Frye’s five modes of fiction are defined by the status of the hero. In the mode of myth, the hero is superior to men and the environment of men. He is a divine being. In romance, there is the realistic hero who is an extraordinary human being, superior to most men, but not all, and only superior ever the environment to a certain degree. In tragedy, or high mimetic mode, the hero is superior in degree to other men, but not to the environment. In comedy, or low mimetic mode, the hero is an ordinary human no different from the rest. In irony, other men are superior to the hero who is normally perceived as less intelligent and powerful than most. So how does the comic fictional role relate to the Bible and tragedy?

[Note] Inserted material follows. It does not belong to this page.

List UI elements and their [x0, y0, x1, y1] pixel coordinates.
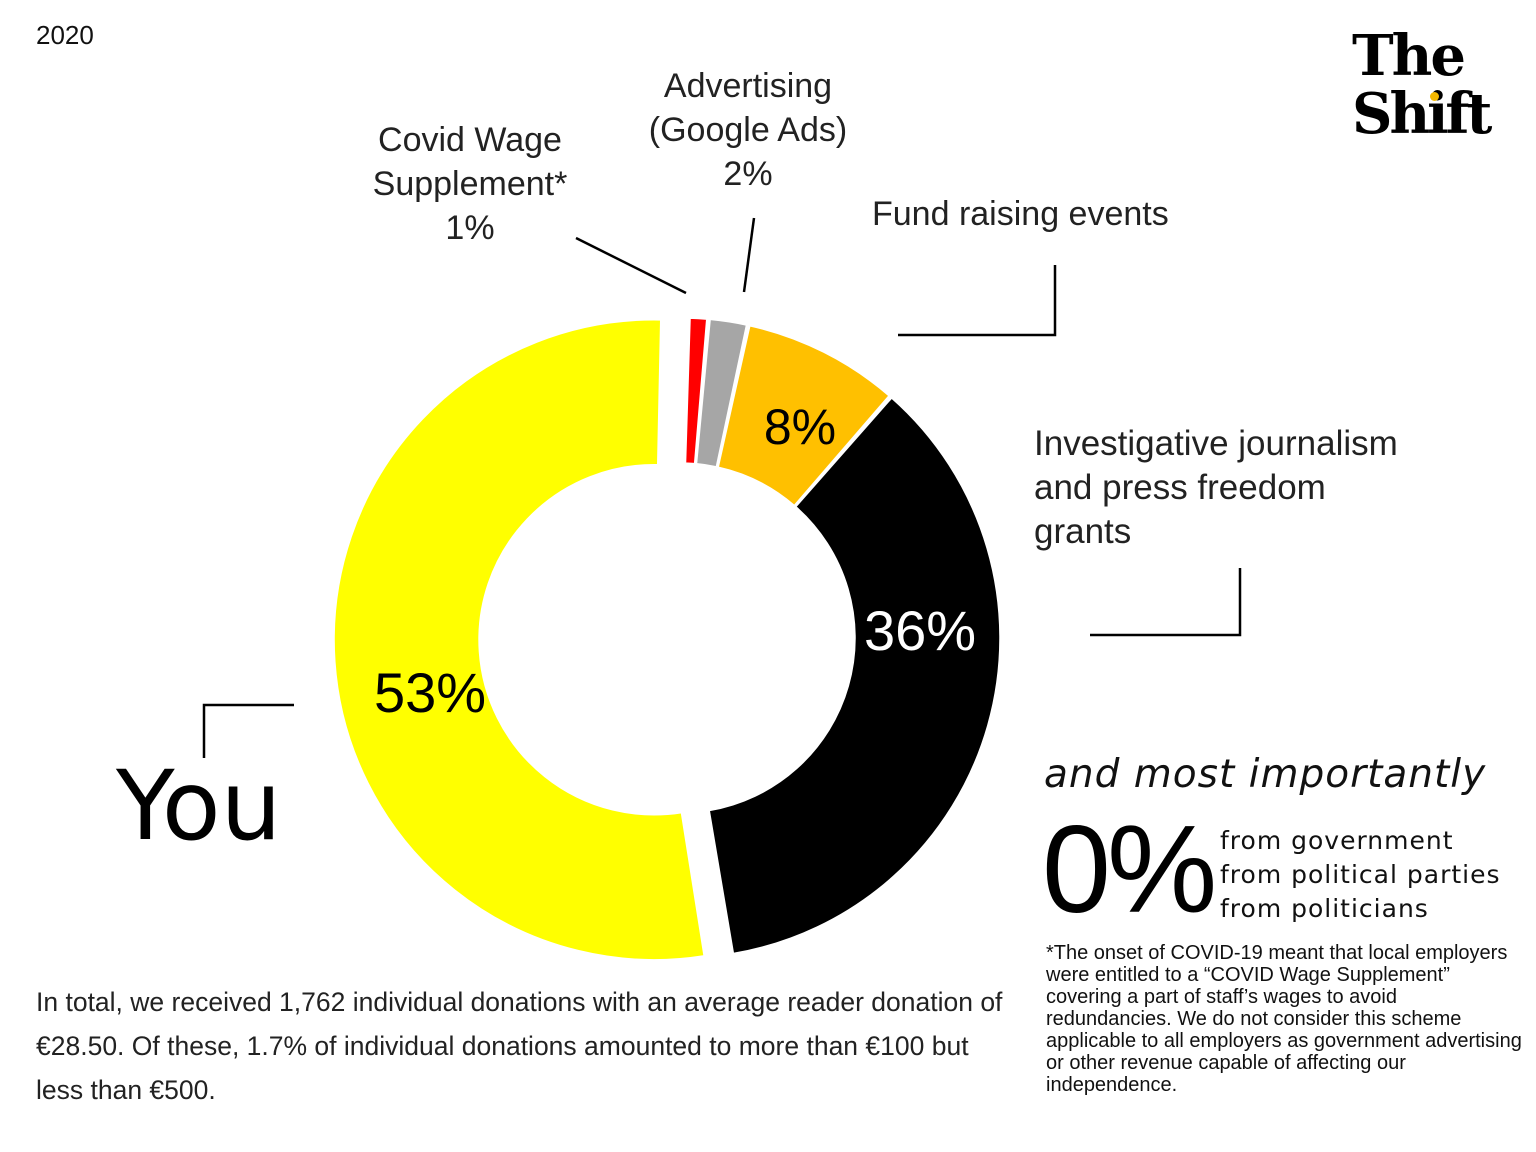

The archetypal theme of comedy, according to Frye, is anagnorisis; the recognition of a newborn society rising in triumph around a central character. The plot is the descent from the norm into suffering which is generally followed by some kind of enlightenment or understanding. Frye further compares the characters in romance to the characters is comedy as only being different because comedy is more realistic. In tragedy it is the opposite because the knowledge is not gained through suffering, the knowledge leads to suffering. Frye uses the example of Oedipus Rex. When he realizes his true identity and who his parents are, he puts out his eyes. The theme of tragedy is the story of dying gods. The hero is commonly isolated from the rest of society. Christ dying on the cross is representative of this mode. There is also the sense of tragedy in the Book of Job when he is being punished and doesn’t understand why suffering has come upon him. He curses the day that he was born, which in tragedy the only thing better than dying is to have never been born. “Let the day perish in which I was born, and the night that said, ‘A man-child is conceived,’” (3:3).
This is a subject that I have merely scratched the surface of, but I was really fascinated by. I did not have time to fully explore Frye’s theories, but his specific distinctions between literature modes helped me to understand what he meant by all literature is myth. I think the Bible embodies all the modes in some way. I must say that Frye is one of the most knowledgeable critics I have ever read, and when I have the chance I will read Words with Power again and his other books. I enjoyed this class because it gave me an opportunity to study the Bible, which I honestly would have never done on my own, but now that I have, I have a newfound respect for and attraction to it.